CEOs are forced to have a short-term perspective. They are bound by quarterly results and expectations. Innovation is not part of an annual report. As a result, there is a mismatch with stakeholder expectations.
Innovation Culture & Readiness:
Innovation has always been a difficult thing to do from a management perspective. CEOs must determine if they have the right innovation culture, the right mindset. While the need for change and growth are constantly growing, CEOs must ask if their organization is ready and capable to innovate and can move as fast as the competition.
Innovation vs Acquisitions:
Spending money on acquisitions is almost easier than engaging in innovation processes. The acquisition price is typically capitalized on the balance sheet. Innovation investments however need to be expensed through the P&L. Also of note, the cost of acquiring innovative companies has grown, and often, startups do not want to be a part of the corporate culture - they want to remain separate entities.
Innovation is a black box. It must be transparent. Executives are often fascinated by innovation but they do not have the toolbox and the confidence to engage in innovation.
Separating Innovation Teams:
One of Anton’s most successful innovation projects was when he created a separate division, gave them a blank piece of paper and gave them one challenge - growth.
It is impossible to have an entrepreneurial mindset and job description within a large company. By definition, an entrepreneur is one whose company ceases to exist when their ideas fail. At an existing, large company, an entrepreneurial mindset is often blocked by layers of management and hierarchy.

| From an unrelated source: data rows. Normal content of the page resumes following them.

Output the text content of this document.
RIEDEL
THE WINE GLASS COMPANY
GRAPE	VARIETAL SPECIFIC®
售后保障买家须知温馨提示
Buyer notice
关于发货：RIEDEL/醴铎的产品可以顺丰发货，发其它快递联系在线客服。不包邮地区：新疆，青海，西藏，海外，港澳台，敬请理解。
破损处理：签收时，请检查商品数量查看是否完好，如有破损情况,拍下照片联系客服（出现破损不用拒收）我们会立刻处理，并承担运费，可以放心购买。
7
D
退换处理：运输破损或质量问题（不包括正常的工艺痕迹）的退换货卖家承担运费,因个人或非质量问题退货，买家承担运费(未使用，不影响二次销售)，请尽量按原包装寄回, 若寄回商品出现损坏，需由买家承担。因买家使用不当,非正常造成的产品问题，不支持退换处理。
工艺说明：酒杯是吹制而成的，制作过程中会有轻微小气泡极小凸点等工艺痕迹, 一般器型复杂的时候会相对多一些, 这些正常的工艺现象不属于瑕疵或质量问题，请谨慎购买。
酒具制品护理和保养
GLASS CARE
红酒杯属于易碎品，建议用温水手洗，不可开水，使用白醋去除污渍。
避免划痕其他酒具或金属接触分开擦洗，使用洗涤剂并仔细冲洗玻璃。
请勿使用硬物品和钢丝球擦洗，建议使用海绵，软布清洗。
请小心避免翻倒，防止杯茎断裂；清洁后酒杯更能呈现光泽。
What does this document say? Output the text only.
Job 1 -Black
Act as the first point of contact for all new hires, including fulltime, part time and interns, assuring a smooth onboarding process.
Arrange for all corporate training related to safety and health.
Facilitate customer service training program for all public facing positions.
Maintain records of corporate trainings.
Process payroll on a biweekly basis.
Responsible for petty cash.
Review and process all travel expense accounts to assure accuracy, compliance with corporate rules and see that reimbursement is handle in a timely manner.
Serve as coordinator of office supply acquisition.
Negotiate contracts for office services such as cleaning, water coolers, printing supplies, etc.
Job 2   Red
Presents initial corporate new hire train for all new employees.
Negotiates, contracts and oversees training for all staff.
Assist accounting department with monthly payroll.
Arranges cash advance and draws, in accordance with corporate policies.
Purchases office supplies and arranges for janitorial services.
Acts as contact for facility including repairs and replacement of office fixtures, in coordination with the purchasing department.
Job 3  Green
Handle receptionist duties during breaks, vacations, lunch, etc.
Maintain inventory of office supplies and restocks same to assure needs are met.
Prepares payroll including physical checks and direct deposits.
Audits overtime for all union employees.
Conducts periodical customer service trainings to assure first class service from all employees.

Traditional corporate cultures needed several layers of middle management in order to achieve effective communication. Today, anyone can communicate, can reach out to executives, customers, competition, etc. Hierarchy is no longer necessary and can be a roadblock.
The Most Innovative CEOs:
CEOs with control over the company are often the most innovative (like Amazon and Jeff Bezos). These CEOs have a constituency/stakeholders that go beyond quarterly earnings. Crisis can also open the door to innovation - in order to survive, innovation is a must (like Bracken Darrell at Logitech).